On peut suggérer au patient qu’il a un talent pour l’hypnose et pour la dissociation. Il peut utiliser ce talent à son profit. Malgré son anxiété, il peut se détendre et vivre une expérience de relâchement en toute sécurité. La lévitation du bras comme les expériences d’anesthésie ou d’engourdissement d’un doigt ou de la main peuvent être utilisées comme preuves de cette capacité à contrôler une série de sensations qu’il rencontre au travers de son corps.
La base de la technique hypnotique inclut la relaxation, la possibilité d’évoquer un lieu sûr et des suggestions.
Durant la première séance d’hypnothérapie, la recherche de ce lieu sûr et relaxant permet d’ouvrir un espace où le sujet se sent protégé des pensées intrusives dont il souffre. Cette utilisation élémentaire de l’hypnose est très souvent utile pour aider les personnes à se relaxer et à retrouver un sentiment de bien-être.

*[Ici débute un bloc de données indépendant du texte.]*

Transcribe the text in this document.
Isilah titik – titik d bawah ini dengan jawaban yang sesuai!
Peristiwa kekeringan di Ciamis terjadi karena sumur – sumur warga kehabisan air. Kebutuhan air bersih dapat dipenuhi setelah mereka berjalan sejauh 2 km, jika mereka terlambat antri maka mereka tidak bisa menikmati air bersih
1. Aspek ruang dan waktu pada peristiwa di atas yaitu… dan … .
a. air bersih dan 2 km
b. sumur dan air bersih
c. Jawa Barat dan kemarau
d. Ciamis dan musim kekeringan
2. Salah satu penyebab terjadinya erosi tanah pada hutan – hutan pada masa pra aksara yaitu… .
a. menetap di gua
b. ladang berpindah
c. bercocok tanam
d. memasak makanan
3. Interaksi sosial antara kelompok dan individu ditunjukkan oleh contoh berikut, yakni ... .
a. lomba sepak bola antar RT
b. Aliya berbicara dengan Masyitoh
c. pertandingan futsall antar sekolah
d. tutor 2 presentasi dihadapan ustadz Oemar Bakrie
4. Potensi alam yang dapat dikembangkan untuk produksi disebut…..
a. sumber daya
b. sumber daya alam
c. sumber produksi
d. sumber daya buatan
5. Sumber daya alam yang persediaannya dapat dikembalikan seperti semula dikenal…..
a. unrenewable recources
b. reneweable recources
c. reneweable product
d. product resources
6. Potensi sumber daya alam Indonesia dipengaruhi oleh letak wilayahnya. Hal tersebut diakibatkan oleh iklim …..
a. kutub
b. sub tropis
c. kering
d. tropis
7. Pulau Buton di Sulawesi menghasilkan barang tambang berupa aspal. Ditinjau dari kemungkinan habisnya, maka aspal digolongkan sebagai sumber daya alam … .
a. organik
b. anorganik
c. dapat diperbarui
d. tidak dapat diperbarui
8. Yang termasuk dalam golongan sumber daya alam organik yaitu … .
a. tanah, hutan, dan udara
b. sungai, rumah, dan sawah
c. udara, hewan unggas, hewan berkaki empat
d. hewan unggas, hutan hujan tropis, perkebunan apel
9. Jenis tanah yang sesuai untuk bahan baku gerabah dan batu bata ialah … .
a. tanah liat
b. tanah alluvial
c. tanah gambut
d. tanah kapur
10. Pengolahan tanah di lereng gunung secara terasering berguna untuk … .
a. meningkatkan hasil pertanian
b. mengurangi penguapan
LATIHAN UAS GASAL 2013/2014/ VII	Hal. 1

Dans cette optique, l’hypnose est considérée comme une thérapie plutôt palliative que curative. Elle aide la personne à se sentir mieux et à pouvoir développer ses relations interpersonnelles.
L’hypnose permet aussi au sujet de retrouver un espace psychique ludique dans lequel il peut se mouvoir.
Lorsque l’on veut aider le patient à revivre l’événement traumatique, une technique consiste à suggérer au patient particulièrement anxieux qu’il peut revivre le trauma ou se le remémorer par l’intermédiaire d’un écran de télévision où il revoit le film du traumatisme vécu. On peut même lui suggérer qu’il peut à tout moment stopper ce film en arrêtant l’image vidéo.
La relation thérapeutique joue un rôle essentiel dans ce type de travail. Le patient doit se sentir particulièrement en confiance pour parvenir à surmonter son anxiété. Il doit être convaincu que le thérapeute joue un rôle à la fois protecteur et bienveillant. Le thérapeute ne cherche pas à tout prix à faire revivre le traumatisme. Il aide le patient à pouvoir maîtriser le vécu traumatique d’impuissance, de terreur et d’effroi qui le hante. Cette technique permet de rassurer suffisamment le patient pour qu’il puisse revivre le trauma. Le patient n’est plus seul face à son expérience comme lors du trauma. Il doit pouvoir maîtriser les affects qui y sont liés et retrouver le contrôle de ses émotions, en particulier sur la peur, l’effroi et/ou la colère. Cette possibilité de contrôler à nouveau ses émotions redonne au patient une estime de lui-même qu’il avait perdue. La maîtrise de ses émotions entraîne la réintégration du temps du trauma au temps actuel.